Financés à hauteur de 20.000 euros en moyenne, huit projets ont été retenus, dont les résultats ont été présentés mardi 6 février lors d’un séminaire organisé à Montpellier par la FNCAUE. Les projets sont divers, tenant compte des particularités naturelles de chaque région, ayant trait par exemple à la promotion du bocage dans la région Pays de la Loire, ou à la préservation des plages de Guadeloupe.

D’autres, comme l’Occitanie et l’Ile-de-France, ont opté pour des actions de type «arpentage», au cours desquelles des élus locaux sillonnent le territoire en compagnie d’urbanistes, d’écologues et de paysagistes, qui leur expliquent sur le terrain, et par voie d’exemples, les enjeux de la trame verte et bleue.
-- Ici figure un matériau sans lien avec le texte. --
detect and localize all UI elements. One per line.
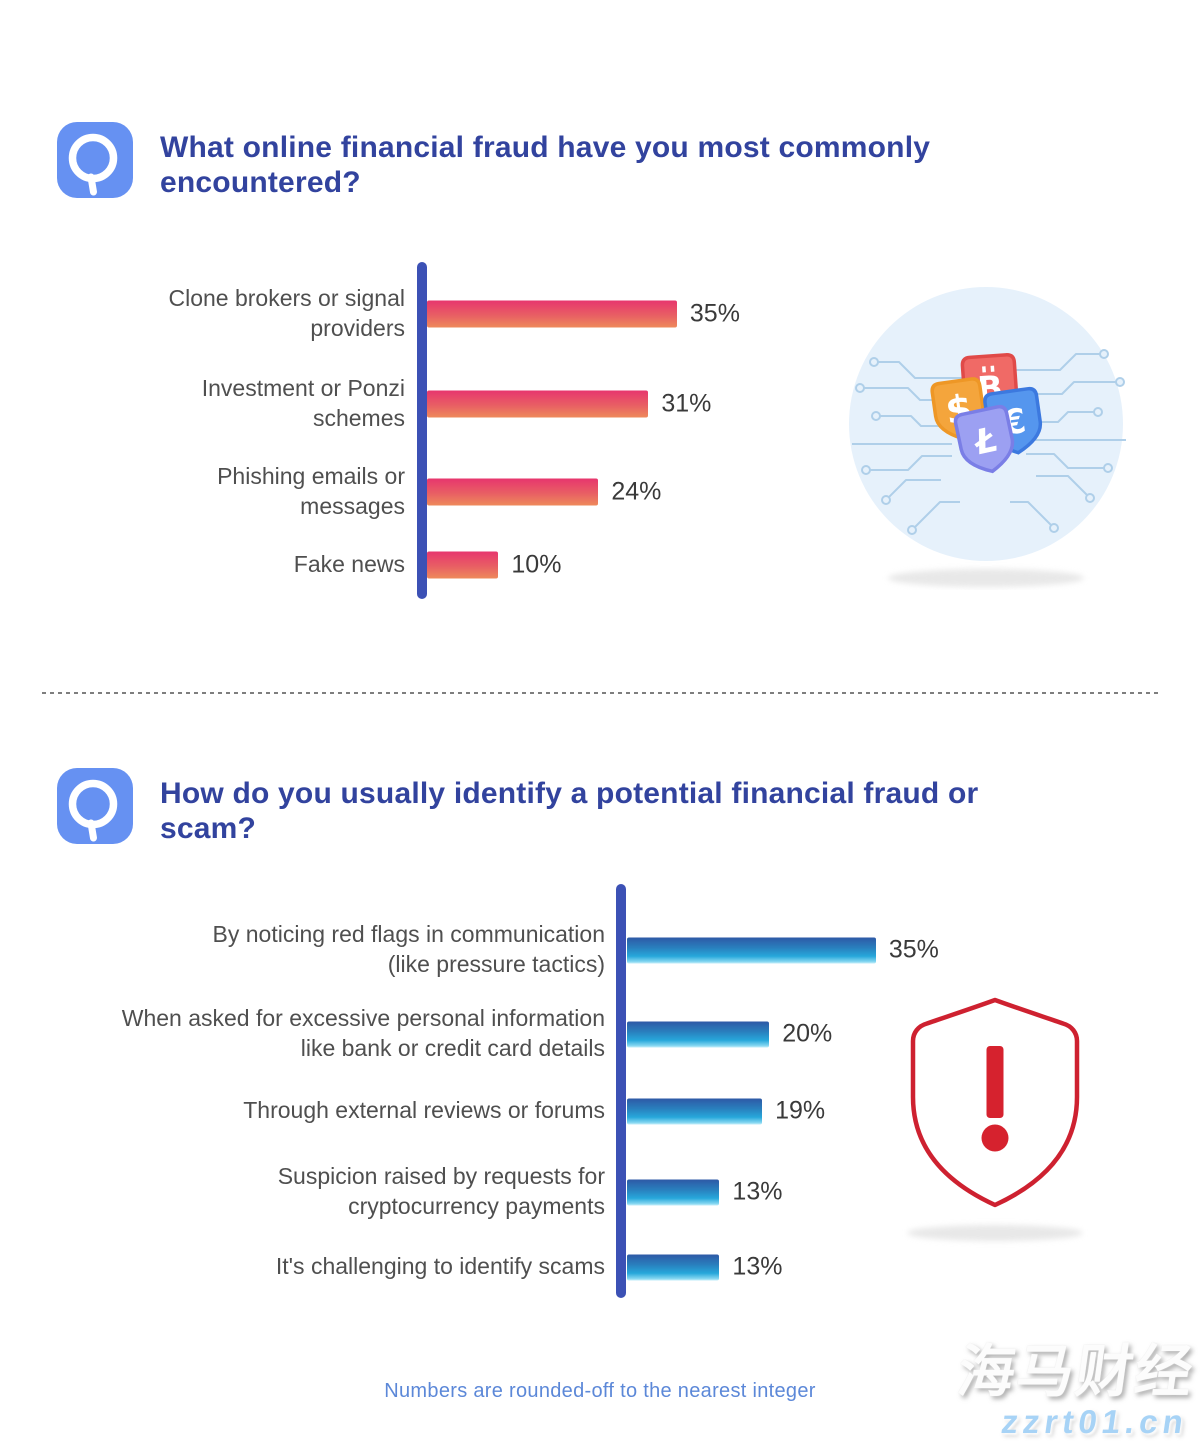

En Rhône-Alpes, le projet, qui a associé divers partenaires comme la région, la direction régionale de l’environnement, de l’aménagement et du logement (Dreal) et la Ligue de protection des oiseaux (LPO), s’est penché sur la trame verte et bleue en zone urbaine et périurbaine. Pour cela, les pratiques de 18 communes de la région ont été analysées, puis une expérimentation lancée sur cinq autres sites. Le tout aboutira à un guide référentiel afin d’aider les communes qui souhaitent s’engager dans la trame verte et bleue.

Un changement de langage nécessaire

En matière de continuités écologiques, «les CAUE peuvent apporter l’ingénierie nécessaire, ils disposent d’atouts importants au service de l’aménagement du territoire et de l’urbanisme», juge Sébastien Forest, directeur général adjoint de la Dreal Occitanie. D’autant que la biodiversité n’est qu’une préoccupation naissante pour la plupart des élus.
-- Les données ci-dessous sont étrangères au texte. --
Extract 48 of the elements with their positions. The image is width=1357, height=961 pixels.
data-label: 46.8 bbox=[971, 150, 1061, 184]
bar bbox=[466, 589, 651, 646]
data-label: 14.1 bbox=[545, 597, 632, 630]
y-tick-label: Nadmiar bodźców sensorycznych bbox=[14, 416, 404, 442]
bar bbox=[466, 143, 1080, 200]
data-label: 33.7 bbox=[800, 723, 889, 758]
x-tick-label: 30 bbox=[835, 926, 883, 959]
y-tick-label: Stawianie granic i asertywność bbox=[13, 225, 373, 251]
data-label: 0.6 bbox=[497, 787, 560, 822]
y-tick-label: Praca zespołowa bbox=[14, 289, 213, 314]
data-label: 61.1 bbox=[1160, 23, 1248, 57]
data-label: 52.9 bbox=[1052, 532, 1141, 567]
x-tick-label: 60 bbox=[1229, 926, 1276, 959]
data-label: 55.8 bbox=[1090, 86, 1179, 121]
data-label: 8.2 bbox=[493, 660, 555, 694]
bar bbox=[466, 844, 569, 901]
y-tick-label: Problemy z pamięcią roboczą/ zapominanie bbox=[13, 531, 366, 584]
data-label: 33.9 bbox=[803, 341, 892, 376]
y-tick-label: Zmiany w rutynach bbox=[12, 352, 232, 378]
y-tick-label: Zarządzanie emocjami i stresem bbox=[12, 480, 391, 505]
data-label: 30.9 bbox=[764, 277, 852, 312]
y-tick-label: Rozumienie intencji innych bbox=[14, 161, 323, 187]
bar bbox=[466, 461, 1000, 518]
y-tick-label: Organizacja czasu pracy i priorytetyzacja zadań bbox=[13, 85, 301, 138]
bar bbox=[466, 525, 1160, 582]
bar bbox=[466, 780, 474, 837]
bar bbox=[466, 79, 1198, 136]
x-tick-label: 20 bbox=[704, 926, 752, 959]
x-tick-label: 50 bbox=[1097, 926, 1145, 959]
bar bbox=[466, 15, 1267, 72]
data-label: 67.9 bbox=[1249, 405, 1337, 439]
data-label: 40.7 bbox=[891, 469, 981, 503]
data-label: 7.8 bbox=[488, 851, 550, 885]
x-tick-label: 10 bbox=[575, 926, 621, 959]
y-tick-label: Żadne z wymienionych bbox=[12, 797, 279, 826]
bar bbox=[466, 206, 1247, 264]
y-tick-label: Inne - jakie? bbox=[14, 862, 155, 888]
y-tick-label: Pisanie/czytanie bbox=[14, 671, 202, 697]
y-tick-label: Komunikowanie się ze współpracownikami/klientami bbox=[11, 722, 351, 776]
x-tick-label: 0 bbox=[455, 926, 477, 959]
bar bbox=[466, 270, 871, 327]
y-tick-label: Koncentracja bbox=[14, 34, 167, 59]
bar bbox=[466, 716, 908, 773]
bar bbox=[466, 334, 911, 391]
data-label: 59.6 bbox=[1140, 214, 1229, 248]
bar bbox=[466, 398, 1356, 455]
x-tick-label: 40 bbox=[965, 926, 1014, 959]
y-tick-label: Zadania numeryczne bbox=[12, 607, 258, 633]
Nombreux sont ceux qui pensent qu’il faut changer de langage pour convaincre ces derniers: «ce n’est pas forcément en parlant de services écosystémiques qu’on y arrivera, mais plutôt en évoquant la qualité des paysages, le bien-être, la qualité de vie», explique Simon Woodsworth, chargé de projet biodiversité et territoires au conseil régional d’Occitanie.

«Ce discours prend de plus en plus auprès des élus, car les gens attendent de plus en plus de ce côté-là», ajoute-t-il. Dans une région telle que l’Occitanie, et en particulier l’Hérault qui fait face à une forte pression démographique et où l’artificialisation des sols est la plus rapide, le temps presse: la région «n’a pas forcément fait les bons choix», estime Simon Woodsworth, selon qui «il faut revoir ce modèle» d’aménagement.

Même point de vue chez Caroline Rigaud, chargée de mission à la FNCAUE: «un membre d’un CAUE m’a dit que les élus ne voulaient pas entendre parler de biodiversité, que la trame verte et bleue était un terme trop technocratique, alors que quand on leur parle de bocage, cela va mieux. Il faut détechnocratiser, déjargonner pour mieux sensibiliser. C’est tout l’intérêt des CAUE, qui ont un contact très local. Ce qu’ils font avec les élus dans ces arpentages du territoire, c’est un bon vecteur pour sensibiliser les élus».